Quant à la thèse selon laquelle les djihadistes s'efforcent machiavéliquement de provoquer des affrontements intercommunautaires comparables à ceux que décrit Houelbecq, pour obliger chacun, musulman ou mécréant, à choisir son camp..., elle manque de base. Certes, il y a quelques années abu Moussab al Suriavait préconisé une stratégie de tension (ce n'est d'ailleurs pas très original : toute action terroriste inscrit parmi ses objectifs de faire en sorte que les oppresseurs arrachent le masque et que les opprimés se solidarisent) mais Suri est un théoricien d'al Qaïda, pas un idéologue du califat. Les textes de l'État islamique parlent, eux, de punir les gouvernements occidentaux coupables de les bombarder et de châtier leurs peuples incroyants ; ils appellent surtout tous les vrais musulmans à aller vivre sous la loi de Dieu au pays de Cham, et à défendre leur vraie terre, pas à prendre le pouvoir à Paris.

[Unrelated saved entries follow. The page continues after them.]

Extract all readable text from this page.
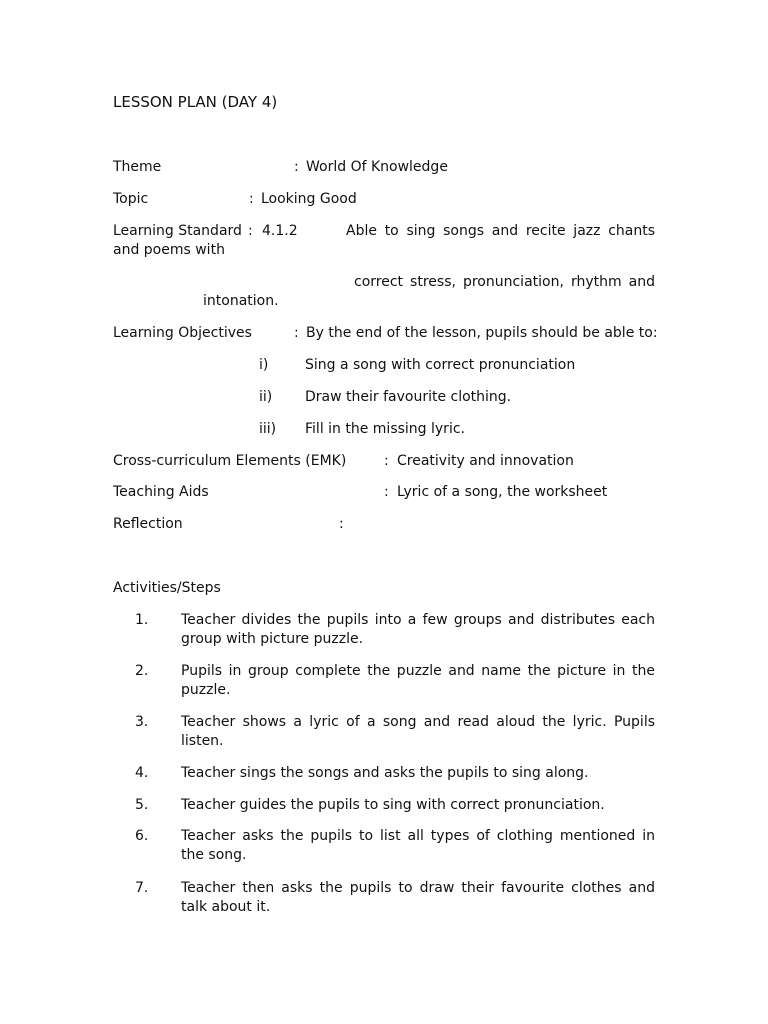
LESSON PLAN (DAY 4)
Theme	: World Of Knowledge
Topic	: Looking Good
Learning Standard : 4.1.2	Able to sing songs and recite jazz chants
and poems with
correct stress, pronunciation, rhythm and
intonation.
Learning Objectives	: By the end of the lesson, pupils should be able to:
i)	Sing a song with correct pronunciation
ii) Draw their favourite clothing.
iii) Fill in the missing lyric.
Cross-curriculum Elements (EMK)	: Creativity and innovation
Teaching Aids	: Lyric of a song, the worksheet
Reflection	:
Activities/Steps
1. Teacher divides the pupils into a few groups and distributes each group with picture puzzle.
2. Pupils in group complete the puzzle and name the picture in the puzzle.
3. Teacher shows a lyric of a song and read aloud the lyric. Pupils listen.
4. Teacher sings the songs and asks the pupils to sing along.
5. Teacher guides the pupils to sing with correct pronunciation.
6. Teacher asks the pupils to list all types of clothing mentioned in the song.
7. Teacher then asks the pupils to draw their favourite clothes and talk about it.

Enfin et surtout, pour faire une guerre civile, il faut plus que de la haine : pas mal d'armes et beaucoup de visibilité, des gens décidés à tuer et des hiérarchies pour les accueillir, des organisations capables de contrôler des parties du pays (et pas seulement d'affronter les Crs trois nuits dans un quartier "sensible" ou d'envoyer des manifestants conspuer un immeuble plein de maghrébins), des organisations qui se fixent des objectifs durables en termes de pouvoir, pas seulement de défoulement. Ni la masse critique, ni l'agressivité létale, ni le projet politique n'y sont. À fantasmer sur un complot imaginaire auquel il conviendrait de répondre par un supplément d'âme républicaine, on prête trop de pouvoir à ceux qui n'ont que de la haine.